Darum haben viele Bücher im Herner Handel noch Plastikfolien

Florian Knipping, Geschäftsleiter der Mayersche Buchhandlung in Herne.

Florian Knipping, Geschäftsleiter der Mayersche Buchhandlung in Herne.

Foto: Svenja HanuscH

Herne.   Müssen Bücher in Buchläden immer eingeschweißt sein? Über Plastikvermeidung im Buchhandel sprach die WAZ mit Mayersche-Chef Florian Knipping.

Im Handel soll es weniger Plastik geben, fordern Umweltschützer und meinen damit auch Buchläden. Die WAZ sprach mit Florian Knipping, Geschäftsleiter in der Mayerschen Buchhandlung in Herne.

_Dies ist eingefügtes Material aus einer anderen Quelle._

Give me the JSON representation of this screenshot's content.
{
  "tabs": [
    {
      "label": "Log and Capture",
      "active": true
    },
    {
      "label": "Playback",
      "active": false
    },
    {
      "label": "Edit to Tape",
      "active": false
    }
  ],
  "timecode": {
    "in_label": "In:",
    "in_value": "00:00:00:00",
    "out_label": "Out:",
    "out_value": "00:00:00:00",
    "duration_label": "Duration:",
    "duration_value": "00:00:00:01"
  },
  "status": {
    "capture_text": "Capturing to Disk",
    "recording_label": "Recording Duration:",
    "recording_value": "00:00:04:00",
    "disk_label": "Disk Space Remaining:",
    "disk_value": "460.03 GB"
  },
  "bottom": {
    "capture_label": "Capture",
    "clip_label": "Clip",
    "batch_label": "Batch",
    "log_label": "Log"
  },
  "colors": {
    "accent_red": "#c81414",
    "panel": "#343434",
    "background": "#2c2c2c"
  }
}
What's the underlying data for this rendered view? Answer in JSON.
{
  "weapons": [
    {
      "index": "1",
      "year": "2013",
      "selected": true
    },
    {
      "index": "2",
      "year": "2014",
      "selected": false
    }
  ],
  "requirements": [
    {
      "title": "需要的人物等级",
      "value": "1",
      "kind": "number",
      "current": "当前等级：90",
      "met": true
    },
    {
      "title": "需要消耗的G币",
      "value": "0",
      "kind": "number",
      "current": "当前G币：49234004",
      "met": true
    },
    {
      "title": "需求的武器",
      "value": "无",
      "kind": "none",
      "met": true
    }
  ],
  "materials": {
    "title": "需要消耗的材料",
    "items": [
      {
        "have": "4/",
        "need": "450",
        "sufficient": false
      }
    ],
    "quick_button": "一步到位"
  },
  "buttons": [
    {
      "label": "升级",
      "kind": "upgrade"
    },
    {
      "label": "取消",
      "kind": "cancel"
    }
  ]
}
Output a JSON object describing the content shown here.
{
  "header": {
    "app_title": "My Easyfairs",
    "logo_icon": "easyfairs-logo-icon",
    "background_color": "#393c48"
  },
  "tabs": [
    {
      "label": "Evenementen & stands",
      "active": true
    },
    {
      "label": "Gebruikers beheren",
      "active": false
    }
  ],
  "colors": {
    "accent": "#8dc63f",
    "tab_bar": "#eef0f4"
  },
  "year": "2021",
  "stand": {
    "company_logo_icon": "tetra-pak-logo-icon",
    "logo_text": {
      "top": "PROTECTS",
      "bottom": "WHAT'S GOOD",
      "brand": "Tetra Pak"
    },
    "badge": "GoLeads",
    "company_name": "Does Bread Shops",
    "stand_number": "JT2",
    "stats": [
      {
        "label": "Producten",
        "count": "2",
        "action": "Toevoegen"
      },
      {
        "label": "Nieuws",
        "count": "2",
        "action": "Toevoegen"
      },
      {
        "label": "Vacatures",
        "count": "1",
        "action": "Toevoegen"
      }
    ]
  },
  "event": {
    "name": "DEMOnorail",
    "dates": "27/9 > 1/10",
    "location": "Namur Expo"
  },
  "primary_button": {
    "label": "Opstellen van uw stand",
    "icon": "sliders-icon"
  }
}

Ist es unbedingt notwendig, dass neue Bücher in Plastikfolien eingeschweißt sind?

Wir begrüßen grundsätzlich alle Initiativen, die dazu beitragen, Plastik- und Verpackungsmüll zu reduzieren oder ganz zu vermeiden. Wichtig ist es jetzt zu testen, welche Alternative zur Plastikfolie praxistauglich ist. Denn den Weg von der Anlieferung bis zum Standort in unseren Buchhandlungen muss ein Hardcover auch weiterhin möglichst unbeschadet überstehen.

Legen die Kunden besonderen Wert auf die Folienverpackung?

Seitens der Kunden gab es in unseren Buchhandlungen bislang keine Beschwerden, wenn Bücher nicht verpackt sind. Auf der anderen Seite werden Bücher, insbesondere wenn sie verschenkt werden sollen, lieber eingeschweißt gekauft.

Gibt es bereits Verlage, die andere Wege gehen?

Um ein Umdenken beim Kunden zu erreichen, ist mittelfristig ein gemeinsames Vorgehen der Verlage bei diesem Thema notwendig. In unseren Buchhandlungen legen wir bei eingeschweißten Hardcovern grundsätzlich immer ein unverpacktes Exemplar aus, damit die Kunden darin blättern und reinlesen können.